Cipla has launched its generic version of indacaterol and alleged that Novartis held patents on indacaterol since 2008-09 without manufacturing in India and importing only in negligible amounts, as a result of which there is an urgent and unmet need to provide this drug to patients at affordable prices. According to Cipla, it has potential to manufacture adequate quantities of the drug to make available in the country.  Cipla’s launched generic version of indaceterol is reported to be 1/5th of the price of Novartis’ Onbrez.

This is the first time that an Indian generic company has asked the government to revoke patents on the ground of public interest under section 66. Otherwise, the revocation has always been sought on grounds under section 64 (for example obviousness, anticipation, insufficient disclosure, violation of section 8, 3d etc.), whether an Indian company has filed a revocation petition or a counter claim in an infringement suit. However, public health and drug price play significant role in deciding a patent’s fate in India especially in context of Compulsory Licensing of patent as it happened in Natco’s case. Even in Roche v. Cipla, public health and pricing issues were considered by the India courts, although the decision at the High Court was based on merits of the case and not in public interest.

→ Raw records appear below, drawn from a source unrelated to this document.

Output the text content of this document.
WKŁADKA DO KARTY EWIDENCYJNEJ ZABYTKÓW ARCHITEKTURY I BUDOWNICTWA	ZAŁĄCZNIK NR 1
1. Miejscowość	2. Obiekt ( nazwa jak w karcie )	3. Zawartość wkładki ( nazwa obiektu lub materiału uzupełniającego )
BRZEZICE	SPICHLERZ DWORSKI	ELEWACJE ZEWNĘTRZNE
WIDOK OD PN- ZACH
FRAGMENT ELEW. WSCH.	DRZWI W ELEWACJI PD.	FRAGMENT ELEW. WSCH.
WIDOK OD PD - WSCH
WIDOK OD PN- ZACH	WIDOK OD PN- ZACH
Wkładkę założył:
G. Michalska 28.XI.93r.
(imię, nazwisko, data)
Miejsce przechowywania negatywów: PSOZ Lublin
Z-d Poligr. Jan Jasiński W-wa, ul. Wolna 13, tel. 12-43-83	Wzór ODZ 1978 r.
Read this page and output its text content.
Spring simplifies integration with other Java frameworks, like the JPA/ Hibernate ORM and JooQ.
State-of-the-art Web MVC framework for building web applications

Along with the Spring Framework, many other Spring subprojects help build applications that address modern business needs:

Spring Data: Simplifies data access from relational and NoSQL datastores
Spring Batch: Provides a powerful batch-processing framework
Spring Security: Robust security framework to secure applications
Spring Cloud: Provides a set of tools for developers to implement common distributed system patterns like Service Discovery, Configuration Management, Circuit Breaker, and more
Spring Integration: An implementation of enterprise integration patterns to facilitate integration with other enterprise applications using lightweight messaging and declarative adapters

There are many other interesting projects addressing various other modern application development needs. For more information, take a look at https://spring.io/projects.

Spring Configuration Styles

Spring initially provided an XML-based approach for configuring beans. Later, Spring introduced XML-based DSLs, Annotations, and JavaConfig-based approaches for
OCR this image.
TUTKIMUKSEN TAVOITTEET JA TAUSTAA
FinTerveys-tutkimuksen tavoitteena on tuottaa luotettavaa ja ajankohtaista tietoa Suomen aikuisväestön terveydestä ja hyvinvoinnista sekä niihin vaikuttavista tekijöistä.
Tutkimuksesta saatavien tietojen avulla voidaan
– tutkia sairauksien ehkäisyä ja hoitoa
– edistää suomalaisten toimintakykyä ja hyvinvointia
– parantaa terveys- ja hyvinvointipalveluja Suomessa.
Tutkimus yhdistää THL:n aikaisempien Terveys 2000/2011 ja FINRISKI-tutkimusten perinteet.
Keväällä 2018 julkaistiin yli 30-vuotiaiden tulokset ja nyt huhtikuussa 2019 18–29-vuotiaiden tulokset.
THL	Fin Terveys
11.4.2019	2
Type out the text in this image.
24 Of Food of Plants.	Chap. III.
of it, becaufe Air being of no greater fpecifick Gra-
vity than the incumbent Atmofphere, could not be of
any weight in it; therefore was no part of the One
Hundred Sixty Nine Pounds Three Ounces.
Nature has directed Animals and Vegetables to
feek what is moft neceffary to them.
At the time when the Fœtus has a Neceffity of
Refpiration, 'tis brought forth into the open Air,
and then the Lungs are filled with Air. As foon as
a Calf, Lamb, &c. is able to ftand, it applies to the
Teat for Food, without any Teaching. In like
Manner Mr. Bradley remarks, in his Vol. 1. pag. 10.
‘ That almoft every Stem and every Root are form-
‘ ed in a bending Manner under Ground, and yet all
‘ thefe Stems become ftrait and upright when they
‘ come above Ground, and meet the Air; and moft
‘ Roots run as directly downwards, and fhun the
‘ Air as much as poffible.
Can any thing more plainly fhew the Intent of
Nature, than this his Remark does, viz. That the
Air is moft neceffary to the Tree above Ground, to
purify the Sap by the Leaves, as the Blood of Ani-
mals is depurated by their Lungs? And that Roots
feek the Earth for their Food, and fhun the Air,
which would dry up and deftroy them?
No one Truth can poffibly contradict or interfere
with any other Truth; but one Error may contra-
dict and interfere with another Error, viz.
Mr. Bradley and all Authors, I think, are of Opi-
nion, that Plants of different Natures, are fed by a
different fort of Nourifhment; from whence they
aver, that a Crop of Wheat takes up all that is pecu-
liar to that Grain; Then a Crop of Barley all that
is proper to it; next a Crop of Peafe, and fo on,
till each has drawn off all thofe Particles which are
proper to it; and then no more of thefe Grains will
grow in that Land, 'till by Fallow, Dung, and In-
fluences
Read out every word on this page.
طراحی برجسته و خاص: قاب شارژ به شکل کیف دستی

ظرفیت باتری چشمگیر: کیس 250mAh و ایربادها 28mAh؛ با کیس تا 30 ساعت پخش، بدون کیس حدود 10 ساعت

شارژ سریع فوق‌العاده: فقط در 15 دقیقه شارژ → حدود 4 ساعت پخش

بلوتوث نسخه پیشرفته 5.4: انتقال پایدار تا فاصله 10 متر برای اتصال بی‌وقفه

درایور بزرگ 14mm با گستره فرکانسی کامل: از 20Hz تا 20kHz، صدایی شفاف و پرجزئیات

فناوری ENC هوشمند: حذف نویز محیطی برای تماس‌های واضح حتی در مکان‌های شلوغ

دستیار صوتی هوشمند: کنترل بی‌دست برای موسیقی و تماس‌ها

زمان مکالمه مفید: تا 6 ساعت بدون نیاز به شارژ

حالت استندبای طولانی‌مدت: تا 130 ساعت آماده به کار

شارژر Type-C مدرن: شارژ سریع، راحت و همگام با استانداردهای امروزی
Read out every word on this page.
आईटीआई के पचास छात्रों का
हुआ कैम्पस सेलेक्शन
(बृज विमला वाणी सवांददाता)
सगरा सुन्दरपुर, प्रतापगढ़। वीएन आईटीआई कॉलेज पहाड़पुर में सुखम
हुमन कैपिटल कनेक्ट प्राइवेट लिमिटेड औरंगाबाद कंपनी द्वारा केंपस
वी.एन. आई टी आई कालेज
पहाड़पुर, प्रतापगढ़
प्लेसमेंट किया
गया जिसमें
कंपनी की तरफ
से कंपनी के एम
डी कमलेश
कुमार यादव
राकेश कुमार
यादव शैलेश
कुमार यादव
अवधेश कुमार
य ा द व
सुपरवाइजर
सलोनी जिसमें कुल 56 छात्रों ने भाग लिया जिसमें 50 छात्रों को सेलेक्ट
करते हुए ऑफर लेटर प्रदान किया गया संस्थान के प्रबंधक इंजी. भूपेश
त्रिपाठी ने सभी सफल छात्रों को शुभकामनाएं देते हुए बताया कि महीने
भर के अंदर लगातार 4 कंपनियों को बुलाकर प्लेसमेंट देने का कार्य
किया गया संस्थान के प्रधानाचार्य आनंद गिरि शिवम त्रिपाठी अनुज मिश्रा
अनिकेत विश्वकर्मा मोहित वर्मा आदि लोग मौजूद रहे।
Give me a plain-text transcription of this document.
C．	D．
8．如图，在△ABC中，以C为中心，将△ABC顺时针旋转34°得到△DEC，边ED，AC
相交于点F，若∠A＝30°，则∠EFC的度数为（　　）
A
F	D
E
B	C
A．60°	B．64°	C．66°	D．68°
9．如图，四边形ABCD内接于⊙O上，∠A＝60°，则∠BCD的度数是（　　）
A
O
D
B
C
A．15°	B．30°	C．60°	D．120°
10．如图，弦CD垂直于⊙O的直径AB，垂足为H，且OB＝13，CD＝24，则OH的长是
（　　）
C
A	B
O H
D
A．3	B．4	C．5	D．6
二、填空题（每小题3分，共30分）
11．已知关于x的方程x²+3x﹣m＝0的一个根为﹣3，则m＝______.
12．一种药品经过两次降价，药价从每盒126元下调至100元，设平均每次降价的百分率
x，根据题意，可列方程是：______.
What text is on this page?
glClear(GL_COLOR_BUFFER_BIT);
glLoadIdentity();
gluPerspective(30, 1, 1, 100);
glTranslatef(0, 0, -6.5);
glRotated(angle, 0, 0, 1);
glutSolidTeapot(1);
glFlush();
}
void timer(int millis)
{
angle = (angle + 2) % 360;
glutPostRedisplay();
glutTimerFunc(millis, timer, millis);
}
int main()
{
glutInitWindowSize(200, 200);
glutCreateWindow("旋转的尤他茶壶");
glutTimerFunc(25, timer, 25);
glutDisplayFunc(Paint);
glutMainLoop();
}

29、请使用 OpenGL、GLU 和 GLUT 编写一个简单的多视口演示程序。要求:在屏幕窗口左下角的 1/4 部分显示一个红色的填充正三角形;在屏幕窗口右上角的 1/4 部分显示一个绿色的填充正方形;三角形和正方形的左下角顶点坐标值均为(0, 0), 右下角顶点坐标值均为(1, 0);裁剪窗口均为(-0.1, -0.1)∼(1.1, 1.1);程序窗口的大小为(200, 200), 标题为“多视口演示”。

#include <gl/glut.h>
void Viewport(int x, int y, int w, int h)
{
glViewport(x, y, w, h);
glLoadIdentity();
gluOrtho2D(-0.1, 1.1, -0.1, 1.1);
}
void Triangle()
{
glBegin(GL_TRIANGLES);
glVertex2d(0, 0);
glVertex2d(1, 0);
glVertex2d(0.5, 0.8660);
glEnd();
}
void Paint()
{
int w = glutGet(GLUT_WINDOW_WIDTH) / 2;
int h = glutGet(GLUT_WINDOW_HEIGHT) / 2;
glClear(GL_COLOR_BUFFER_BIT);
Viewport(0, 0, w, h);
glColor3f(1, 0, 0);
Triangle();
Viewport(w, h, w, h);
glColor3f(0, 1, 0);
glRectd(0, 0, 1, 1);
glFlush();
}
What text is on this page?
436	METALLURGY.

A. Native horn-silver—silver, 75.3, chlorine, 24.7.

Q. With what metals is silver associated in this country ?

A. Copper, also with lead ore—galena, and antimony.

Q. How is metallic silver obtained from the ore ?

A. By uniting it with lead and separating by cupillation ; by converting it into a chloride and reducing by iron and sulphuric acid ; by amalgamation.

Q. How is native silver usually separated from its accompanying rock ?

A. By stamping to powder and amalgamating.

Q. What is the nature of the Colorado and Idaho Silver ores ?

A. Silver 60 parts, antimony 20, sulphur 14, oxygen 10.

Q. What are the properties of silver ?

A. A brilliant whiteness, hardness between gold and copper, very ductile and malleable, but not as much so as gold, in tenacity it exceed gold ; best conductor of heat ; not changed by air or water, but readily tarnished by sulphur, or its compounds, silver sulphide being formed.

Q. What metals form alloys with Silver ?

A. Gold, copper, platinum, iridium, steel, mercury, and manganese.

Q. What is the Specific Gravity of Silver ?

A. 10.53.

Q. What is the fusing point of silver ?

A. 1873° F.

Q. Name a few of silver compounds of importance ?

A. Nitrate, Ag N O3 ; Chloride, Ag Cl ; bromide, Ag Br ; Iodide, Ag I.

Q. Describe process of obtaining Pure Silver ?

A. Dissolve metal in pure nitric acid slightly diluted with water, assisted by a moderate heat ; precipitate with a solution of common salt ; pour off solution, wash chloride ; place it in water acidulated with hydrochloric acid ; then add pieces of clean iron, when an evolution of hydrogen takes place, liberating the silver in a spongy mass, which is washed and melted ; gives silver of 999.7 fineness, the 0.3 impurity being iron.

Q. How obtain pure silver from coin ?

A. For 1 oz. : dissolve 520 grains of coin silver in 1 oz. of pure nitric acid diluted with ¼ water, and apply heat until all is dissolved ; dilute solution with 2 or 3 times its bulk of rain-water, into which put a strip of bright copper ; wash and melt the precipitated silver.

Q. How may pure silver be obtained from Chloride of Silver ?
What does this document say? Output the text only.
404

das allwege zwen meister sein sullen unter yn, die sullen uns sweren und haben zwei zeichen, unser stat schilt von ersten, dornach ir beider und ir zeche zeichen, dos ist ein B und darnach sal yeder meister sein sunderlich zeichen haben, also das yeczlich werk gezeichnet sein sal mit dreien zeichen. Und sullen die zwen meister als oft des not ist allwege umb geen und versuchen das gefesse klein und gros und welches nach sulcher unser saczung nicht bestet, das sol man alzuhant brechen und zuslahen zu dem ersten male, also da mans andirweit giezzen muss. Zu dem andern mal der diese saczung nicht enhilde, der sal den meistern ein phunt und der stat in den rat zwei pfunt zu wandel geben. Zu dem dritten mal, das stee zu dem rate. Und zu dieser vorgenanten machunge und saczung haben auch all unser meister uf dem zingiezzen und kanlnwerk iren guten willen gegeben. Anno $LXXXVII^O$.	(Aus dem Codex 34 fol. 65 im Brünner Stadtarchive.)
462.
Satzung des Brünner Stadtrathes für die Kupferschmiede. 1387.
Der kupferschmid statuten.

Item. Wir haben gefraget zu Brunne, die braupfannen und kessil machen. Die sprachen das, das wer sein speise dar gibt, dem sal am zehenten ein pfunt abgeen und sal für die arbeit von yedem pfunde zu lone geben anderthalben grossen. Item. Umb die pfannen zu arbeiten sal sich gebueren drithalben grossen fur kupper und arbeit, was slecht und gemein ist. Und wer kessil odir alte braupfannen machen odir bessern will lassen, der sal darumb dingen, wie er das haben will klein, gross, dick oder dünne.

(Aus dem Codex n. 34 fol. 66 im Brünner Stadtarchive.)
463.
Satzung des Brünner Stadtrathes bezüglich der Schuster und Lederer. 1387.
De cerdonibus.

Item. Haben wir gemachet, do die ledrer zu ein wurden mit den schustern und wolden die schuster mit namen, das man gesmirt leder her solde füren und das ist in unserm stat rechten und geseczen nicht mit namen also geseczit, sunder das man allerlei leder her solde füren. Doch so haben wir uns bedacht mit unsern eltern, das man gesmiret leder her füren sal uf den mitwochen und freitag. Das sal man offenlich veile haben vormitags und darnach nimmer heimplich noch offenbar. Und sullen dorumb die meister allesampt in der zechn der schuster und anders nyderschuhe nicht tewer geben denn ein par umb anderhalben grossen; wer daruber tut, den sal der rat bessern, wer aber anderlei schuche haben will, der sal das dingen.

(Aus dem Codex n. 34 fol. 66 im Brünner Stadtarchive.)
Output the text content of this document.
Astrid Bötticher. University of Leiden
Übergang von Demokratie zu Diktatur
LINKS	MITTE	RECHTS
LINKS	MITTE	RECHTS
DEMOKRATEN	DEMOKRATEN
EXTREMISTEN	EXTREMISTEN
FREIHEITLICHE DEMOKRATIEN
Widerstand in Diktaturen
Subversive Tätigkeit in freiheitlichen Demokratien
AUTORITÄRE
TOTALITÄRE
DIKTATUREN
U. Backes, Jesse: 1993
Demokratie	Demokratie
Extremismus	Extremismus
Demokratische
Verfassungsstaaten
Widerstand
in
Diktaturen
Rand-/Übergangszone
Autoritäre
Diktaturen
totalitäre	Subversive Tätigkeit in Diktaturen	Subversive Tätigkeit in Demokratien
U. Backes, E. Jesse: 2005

It is highly expected that Novartis will take a legal course to challenge Cipla’s launch. Novartis has been very active to protect patents for its one of the blockbuster anti-diabetic drugs vildaglipton in India. Novartis has sought, just a few months ago, quia timet interim injunctions against several Indian generic companies including Glenmark generics, Bajaj healthcare, Cadila healthcare, Alembic pharmaceuticals against alleged patent infringement of vildaglipton even before they actually launched their generic versions and after they obtained marketing approvals from DCGI.

Thus Novartis will most likely file patent infringement suits seeking interim/permanent injunctions restraining Cipla from manufacturing and selling generic version of indacaterol in India.

On another note, Cipla could also have applied to obtain a compulsory license to manufacture and sell indacaterol before launching the drug. All three grounds of granting compulsory license under section 84(1) viz. reasonable requirements of public not being met, drug non-affordability and non-working of patent in India could have been proved by Cipla. According to Cipla, Novartis declared import of meagre 53,844 units for the year 2013 which do not satisfy even 4500 patients annually where there are more than 1.5 crore patients in need of the drug. Cipla also urged the government to consider COPD as an epidemic worthy of being qualified as a “public health crisis” as it claims 50 lakh lives annually in India, which is more than the toll from HIV-AIDS, malaria, cancer and tuberculosis.

Till now, we are not aware of any case in India wherein the government has revoked the patent in public interest under section 66. The outcome of government opinion to revoke said patents is thus eagerly awaited. This would act as precedent for all similar future cases. And if the government decides to revoke the patent under this section, the ongoing conflict between multinational innovator companies and Indian generic companies is going to intensify. Innovator companies criticize that India has weak patent laws not in compliance with international standards, whereas Indian government takes a stand that its patent laws are in compliance with TRIPs standards and are designed to meet the objectives of drug availability, affordability and accessibility.